NYCH3 #1121

NYCH3 #1121

Date: Wednesday, August 31, 2005

Start: South Street and Fulton

Hares: Crazy Bob

On-in: MacMenamin’s

Scribe: DBB

 

Arseholes (sic), Bastards, Fucking Cunts and Pricks

Ah, more gentle times. I have recently been revisiting some of my early record collection, which abruptly stopped growing with the apocalyptic arrival of punk in the mid-Seventies. Before I gave up on music for many years, the classic “New Boots and Panties” by Ian Dury, from which the title of this write up was taken, found its way into my consciousness and has never really left. Sadly, Ian Dury passed on a number of years ago, but many of the musicians from the area are still insisting upon producing records and touring. Personally, I find Mick Jagger’s refusal to lie down and die slightly pathetic, just as there is something slightly pathetic about middle-aged men running the streets of Manhattan and hanging out in bars with fifty or so people who are mostly young enough to be their children.

 

But enough about Burke. Last week’s start took us down to the South Street Seaport, once an exciting and invigorating area to hang out it and now somewhat on its last legs. In the good old days, there was the only English pub in New York City, an emporium known as the North Star, where we all used to gather on Boxing Day and enjoy bangers and mash, surrounded by our countrymen and sing off-key Christmas carols. This place closed and has been replaced by a branch of the ubiquitous Heartland Brewery, purveyors of half-decent food and indifferent beer. This was to be the site of an event known as a Prelube, a tradition which has grown from nothing since the last time I did a write-up and of which, needless to say, I thoroughly disapprove.
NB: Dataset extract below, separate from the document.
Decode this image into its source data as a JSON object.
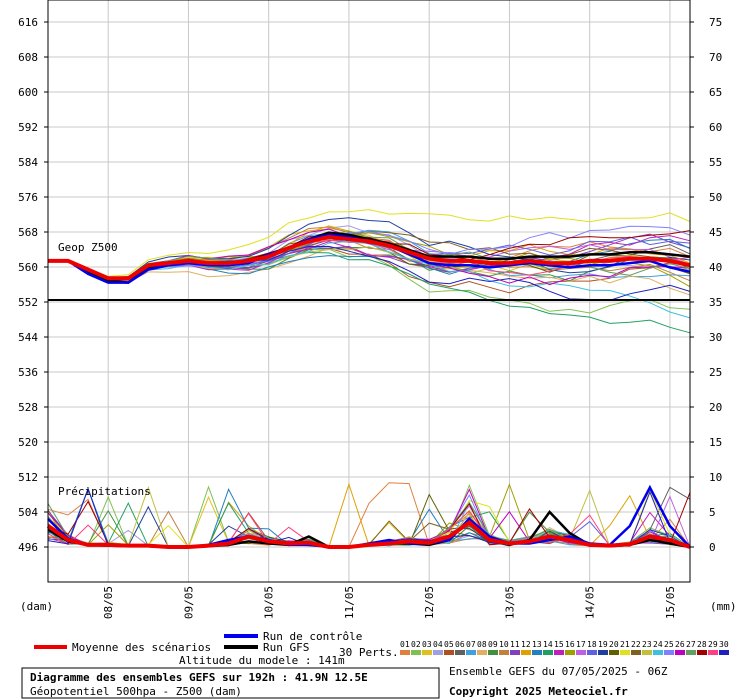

The fact that the last time I went running after drinking beer led to a $20,000 dental bill has nothing to do with my objections; the regulars on the pre-lube have running as the farthest thing from their minds, and appear intent just on bridging the gap between a late lunch and an evening’s drinking. Ironically, though, the Heartland Brewery was closed for a private function, obliging the pre-lubers to wander the streets in search of an alternative. This at least gave rise to some form of exercise.

 

And so to the trail. A fellow Old Fart whispered to me as we set off “Of course we’re going to that fookin’ bar in the Seaport – of course he wouldn’t have got us all the fookin’ way down here if it hadn’t been to take us in there” an interesting use of the subjunctive mood, I thought. With this opinion in mind, I quickly realized that the trail was a fairly standard amble around Lower Manhattan, with particular reference to Battery Park City. Despite the stunning improvements my body has made over the last year or so in terms of litheness and fleetness, I succeeded as always in ending up at the back of the pack. Oddly, despite the fact that there is a severely finite number of ways to go in solving a check downtown, the number of pack marks gradually declined to zero, and I gave up in frustration. Fortunately, I found myself standing outside the Blarney Stone near the Battery Tunnel, my absolute favorite bar in the area, and nipped in for what I can only describe as an intra-lube, an experience that I did not expect to have until my fiftieth birthday, at the earliest. There I treated myself to a pint of Bud and a couple of innings of the Mets (on these grounds alone this behavior is entirely exempt from the moral opprobrium that attends the pre-lube). Thus I gave myself the courage to face the seething mass of post-adolescent hormones that is the modern On-In.

 

MacMenamin’s inside the Seaport was the venue, as correctly predicted by the aforementioned never-wrong Old Fart. It is actually one of the few reasons to go into the faded shopping complex, which is inexplicably swamped with tourists, presumably carrying out-of-date guidebooks. It has enough room and is not monstrously loud, which is all I demand from a bar. The beer was plentiful and the food almost non-existent, which is exactly correct. The Down-Downs were conducted to the current standard. The highlight of this part was the increasing levels of discomfiture exhibited by a virgin, who was annoyed at the prospect of having to chug a beer, disturbed at the bad words in the accompanying song and utterly horrified when a visitor from Texas stood on a chair and sang a song of praise to the female genitalia. I guess she doesn’t listen to much Ian Dury, either.

 

All in all, it was quite a pleasant gathering. I managed to find several people over 30 to talk to, including (and I realize I might be making assumptions here) two senior officers of the Committee, on whose conversation I eavesdropped in the hope of gaining some insight into current Hash politics. Unfortunately, they seemed interested in talking only about boys. Conversely, it was not possible to have any intelligent conversation at all with Peter, as his sobs of grief at the prospect that Lesley might not be able to make it rendered him incomprehensible. Other notable attendees were Nanny Rebecca and Nanny-by-Marriage Steve, the aforementioned Texas visitor, a fellow from Chicago who looked just like Ron Perlman and the venerable Rudy Klein. Magoo was also present.